Thursday, September 25, 2014

A Decade of Prostate Cancer Progress

Prostate cancer is the second most common cause of cancer-related deaths among American men.
The prostate is a gland in the male reproductive system. It makes most of the semen that carries sperm. The walnut-sized gland is located beneath the bladder and surrounds the upper part of the urethra, the tube that carries urine from the bladder.
Prostate cancer is frequently a very slow growing disease, often causing no symptoms until it is in an advanced stage. Most men with prostate cancer die of other causes, and many never know that they have the disease. But once prostate cancer begins to grow quickly or spreads outside the prostate, it is dangerous. While the disease is rare before age 50, experts believe that most elderly men have traces of it.
A Decade of Drugs on the Market
This year marks the tenth anniversary of the approval of docetaxel, the first chemotherapy for metastatic prostate cancer that showed a survival benefit. FDA approved docetaxel in 2004 after years of research failed to find a treatment that would prolong the lives of metastatic prostate cancer patients. Metastatic is a term used to describe a cancer that spreads from the original location to other areas of the body.
“When prostate cancer metastasizes to another location in the body, it is in most cases incurable, and the goal of treatment is to improve a patient’s symptoms or function or to extend the length of the patient’s life,” says Paul Kluetz, MD., acting deputy office director for FDA’s Office of Hematology and Oncology Products in the Center for Drug Evaluation and Research.
Since docetaxel, five additional therapies have been approved, and all of them have shown improvements in survival. Kluetz says it is unprecedented for so many drugs to demonstrate a survival advantage in an individual metastatic solid tumor setting.
Although the median extension of life for each of these approved drugs in metastasized prostate cancer is on the order of 2-6 months, it is hoped that when these drugs are used one after another, the survival benefit of each drug will be to some degree additive, particularly given that many of the drugs work through different mechanisms of action. The optimal order and combination is not yet known and will be an area of research over the coming years.
Moving Forward
One area of prostate cancer research that is garnering attention is related to patients whose cancer has not yet metastasized. Critical for this research will be the selection of patients who are at high enough risk of dying or becoming symptomatic from their prostate cancer to require treatment. Because of the widespread use of prostate-specific antigen (PSA) testing in the United States, prostate cancer is detected very early, and in some cases the prostate cancer found can be very slow growing.

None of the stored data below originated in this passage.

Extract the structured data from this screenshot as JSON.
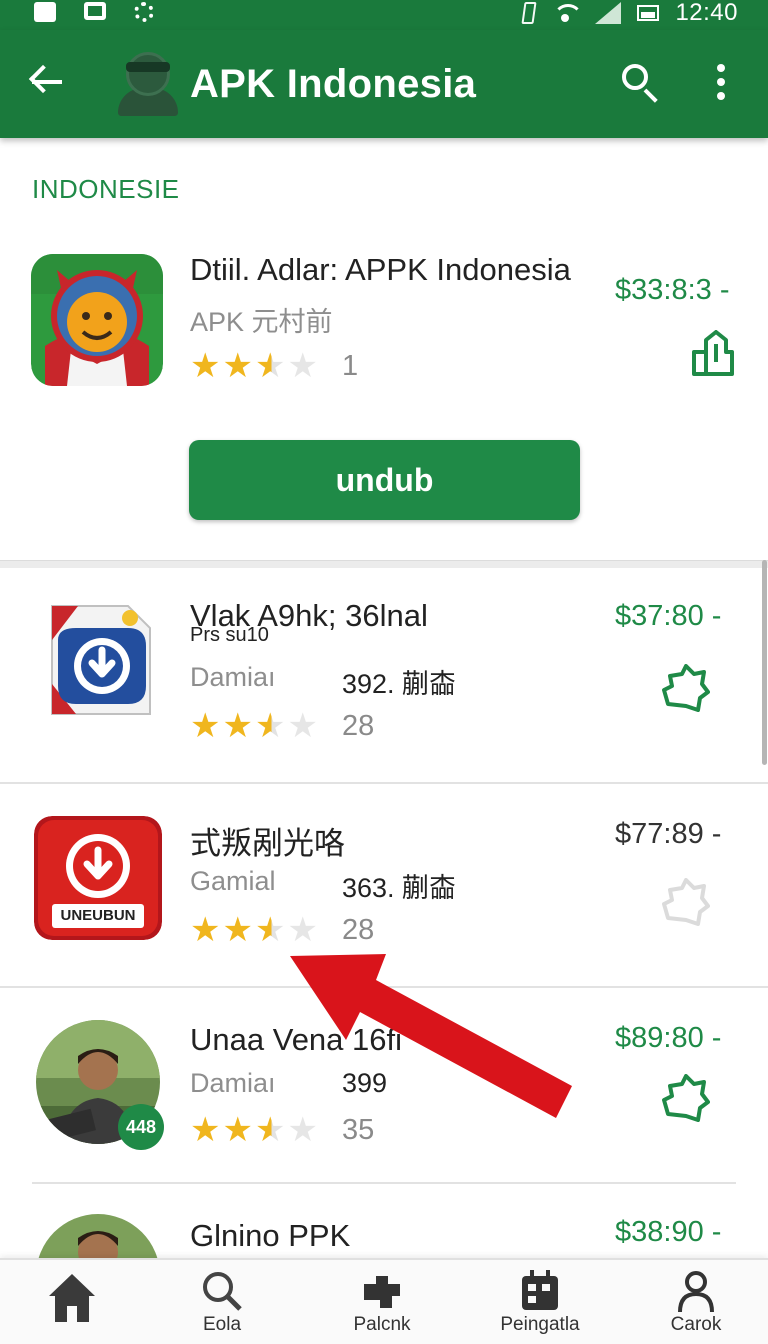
{
  "status_bar": {
    "time": "12:40"
  },
  "app_bar": {
    "title": "APK Indonesia"
  },
  "section": {
    "label": "INDONESIE"
  },
  "featured": {
    "name": "Dtiil. Adlar: APPK Indonesia",
    "subtitle": "APK 元村前",
    "rating_count": "1",
    "price": "$33:8:3 -",
    "download_label": "undub",
    "rating": 2.5
  },
  "items": [
    {
      "name": "Vlak A9hk; 36lnal",
      "name_overlay": "Prs su10",
      "category": "Damiaı",
      "size": "392. 蒯楍",
      "rating_count": "28",
      "price": "$37:80 -",
      "rating": 2.5
    },
    {
      "name": "式叛剐光咯",
      "category": "Gamial",
      "size": "363. 蒯楍",
      "rating_count": "28",
      "price": "$77:89 -",
      "icon_text": "UNEUBUN",
      "rating": 2.5
    },
    {
      "name": "Unaa Vena 16fi",
      "category": "Damiaı",
      "size": "399",
      "rating_count": "35",
      "price": "$89:80 -",
      "badge": "448",
      "rating": 2.5
    },
    {
      "name": "Glnino PPK",
      "price": "$38:90 -"
    }
  ],
  "bottom_nav": [
    {
      "label": "",
      "icon": "home-icon"
    },
    {
      "label": "Eola",
      "icon": "search-icon"
    },
    {
      "label": "Palcnk",
      "icon": "puzzle-icon"
    },
    {
      "label": "Peingatla",
      "icon": "calendar-icon"
    },
    {
      "label": "Carok",
      "icon": "person-icon"
    }
  ],
  "colors": {
    "primary": "#1a7a3c",
    "accent": "#1f8a47",
    "star": "#f0b61e",
    "arrow": "#d9141b"
  }
}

“In early stages of prostate cancer relapse, either at first diagnosis or following initial treatment where PSA is increasing but there is not yet evidence of cancer in the bones or other organs, there is great interest in better defining who needs to be treated because many of these patients will go on to die of other natural causes prior to their prostate cancer becoming a problem,” Kluetz says.
Tests to identify patients at high risk for prostate cancer related death or morbidity are an area of intensive research. These tests have the potential to save many American men from the significant side effects of prostate cancer treatment which result in symptoms related to the removal or radiation of their prostate or severe reduction of androgens through either surgery or androgen deprivation drug therapy. These significant side effects highlight the need to reduce the burden to patients of overtreatment if the prostate cancer is slow growing.

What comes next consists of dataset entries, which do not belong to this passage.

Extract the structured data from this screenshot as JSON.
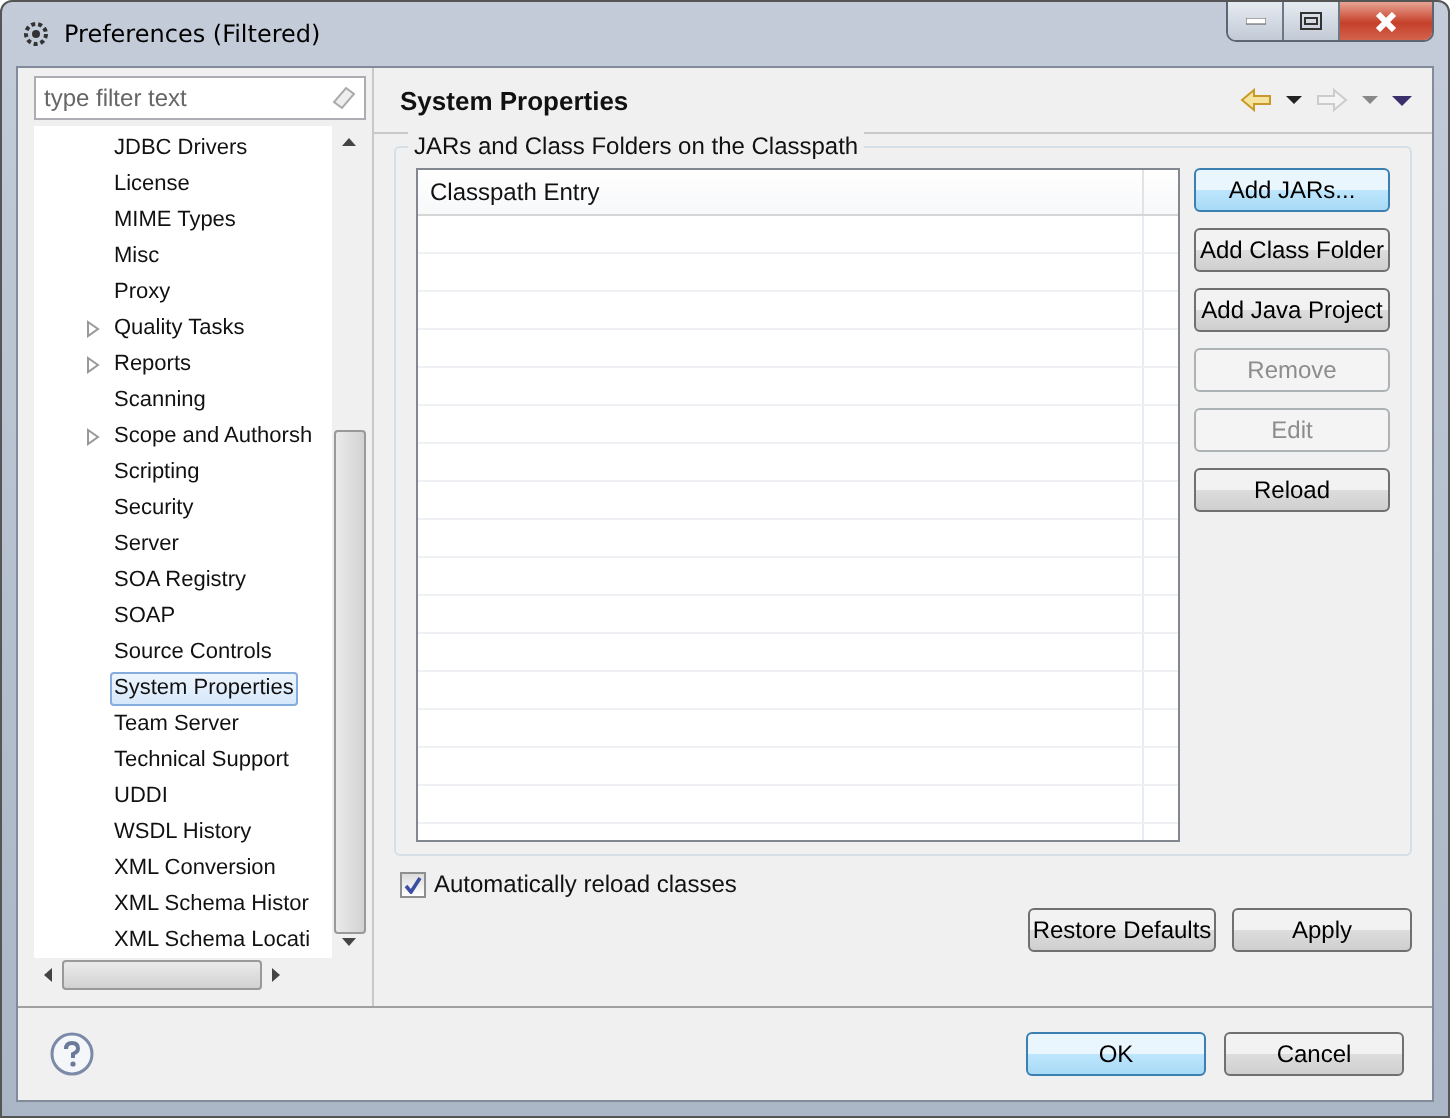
{
  "window": {
    "title": "Preferences (Filtered)"
  },
  "filter": {
    "placeholder": "type filter text"
  },
  "tree": [
    {
      "label": "JDBC Drivers",
      "expandable": false,
      "selected": false
    },
    {
      "label": "License",
      "expandable": false,
      "selected": false
    },
    {
      "label": "MIME Types",
      "expandable": false,
      "selected": false
    },
    {
      "label": "Misc",
      "expandable": false,
      "selected": false
    },
    {
      "label": "Proxy",
      "expandable": false,
      "selected": false
    },
    {
      "label": "Quality Tasks",
      "expandable": true,
      "selected": false
    },
    {
      "label": "Reports",
      "expandable": true,
      "selected": false
    },
    {
      "label": "Scanning",
      "expandable": false,
      "selected": false
    },
    {
      "label": "Scope and Authorsh",
      "expandable": true,
      "selected": false
    },
    {
      "label": "Scripting",
      "expandable": false,
      "selected": false
    },
    {
      "label": "Security",
      "expandable": false,
      "selected": false
    },
    {
      "label": "Server",
      "expandable": false,
      "selected": false
    },
    {
      "label": "SOA Registry",
      "expandable": false,
      "selected": false
    },
    {
      "label": "SOAP",
      "expandable": false,
      "selected": false
    },
    {
      "label": "Source Controls",
      "expandable": false,
      "selected": false
    },
    {
      "label": "System Properties",
      "expandable": false,
      "selected": true
    },
    {
      "label": "Team Server",
      "expandable": false,
      "selected": false
    },
    {
      "label": "Technical Support",
      "expandable": false,
      "selected": false
    },
    {
      "label": "UDDI",
      "expandable": false,
      "selected": false
    },
    {
      "label": "WSDL History",
      "expandable": false,
      "selected": false
    },
    {
      "label": "XML Conversion",
      "expandable": false,
      "selected": false
    },
    {
      "label": "XML Schema Histor",
      "expandable": false,
      "selected": false
    },
    {
      "label": "XML Schema Locati",
      "expandable": false,
      "selected": false
    }
  ],
  "page": {
    "title": "System Properties",
    "group_title": "JARs and Class Folders on the Classpath",
    "table": {
      "columns": [
        "Classpath Entry"
      ]
    },
    "side_buttons": [
      {
        "label": "Add JARs...",
        "disabled": false,
        "default": true
      },
      {
        "label": "Add Class Folder",
        "disabled": false,
        "default": false
      },
      {
        "label": "Add Java Project",
        "disabled": false,
        "default": false
      },
      {
        "label": "Remove",
        "disabled": true,
        "default": false
      },
      {
        "label": "Edit",
        "disabled": true,
        "default": false
      },
      {
        "label": "Reload",
        "disabled": false,
        "default": false
      }
    ],
    "auto_reload": {
      "label": "Automatically reload classes",
      "checked": true
    },
    "page_buttons": [
      {
        "label": "Restore Defaults",
        "default": false
      },
      {
        "label": "Apply",
        "default": false
      }
    ]
  },
  "dialog_buttons": [
    {
      "label": "OK",
      "default": true
    },
    {
      "label": "Cancel",
      "default": false
    }
  ]
}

Don’t Fall for Unproven Products
As with most cancers, there are companies selling so-called “natural remedies.”
Men with prostate problems who rely on these “remedies” rather than approved treatments may delay or forego getting the proper diagnosis and treatment says Gary Coody, FDA’s national health fraud coordinator in the Office of Regulatory Affairs.

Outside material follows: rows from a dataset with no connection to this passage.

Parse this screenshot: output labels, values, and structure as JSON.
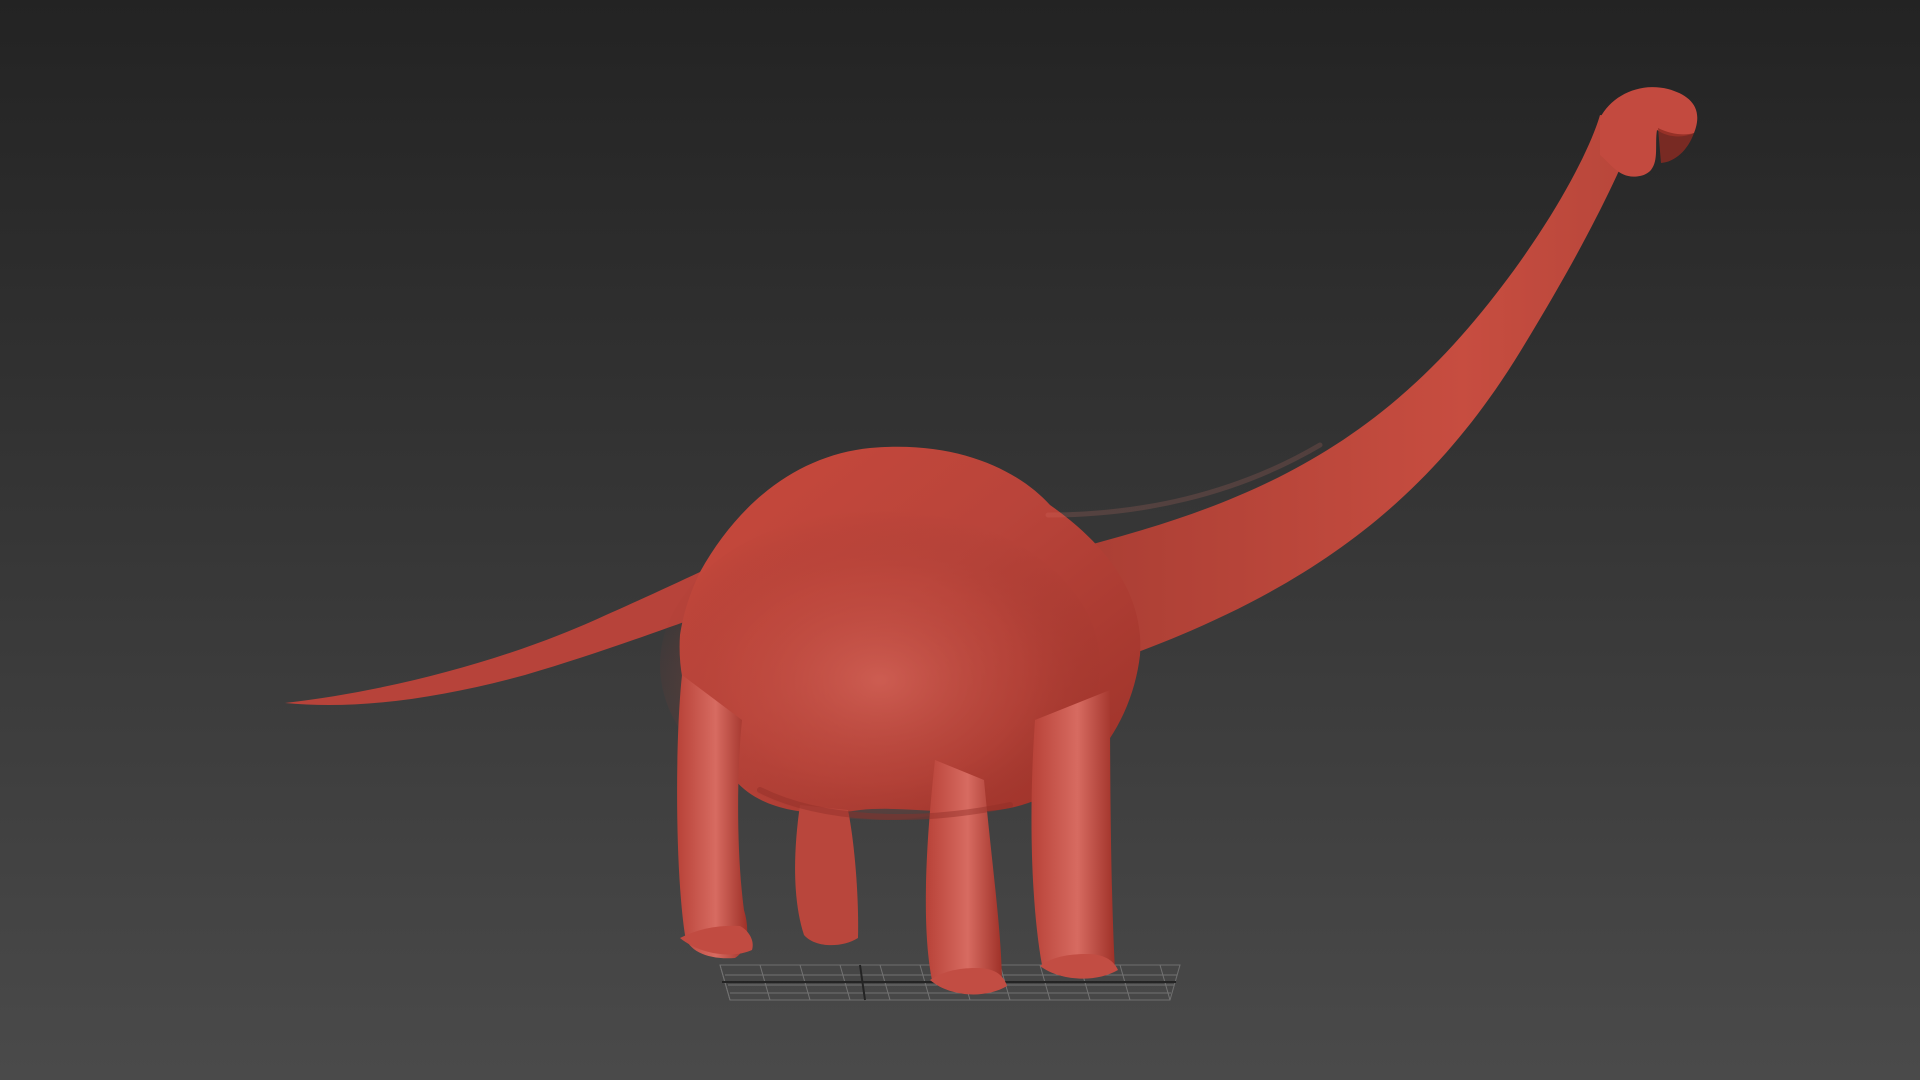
{
  "viewport": {
    "background_top_color": "#232323",
    "background_bottom_color": "#4a4a4a",
    "model": {
      "name": "sauropod-sculpt",
      "kind": "3d-model",
      "base_color": "#c8493c",
      "highlight_color": "#d85f52",
      "shadow_color": "#8e2f27"
    },
    "grid": {
      "line_color": "#7a7a7a",
      "axis_color": "#1e1e1e"
    }
  }
}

A wide variety of prostate supplements are sold online and in retail stores with unapproved claims, such as:
  • “shrink enlarged prostate”
  • “treat benign prostate hypertrophy”
  • “lower or slow rise in PSA levels”
  • “decrease or slow prostate cancer growth”
FDA has issued warning letters to firms for marketing supplement products with these claims. The products have not been proven safe and effective for these purposes and may include the following ingredients: saw palmetto, beta sitosterol, pygeum, stinging nettle cranberry and others.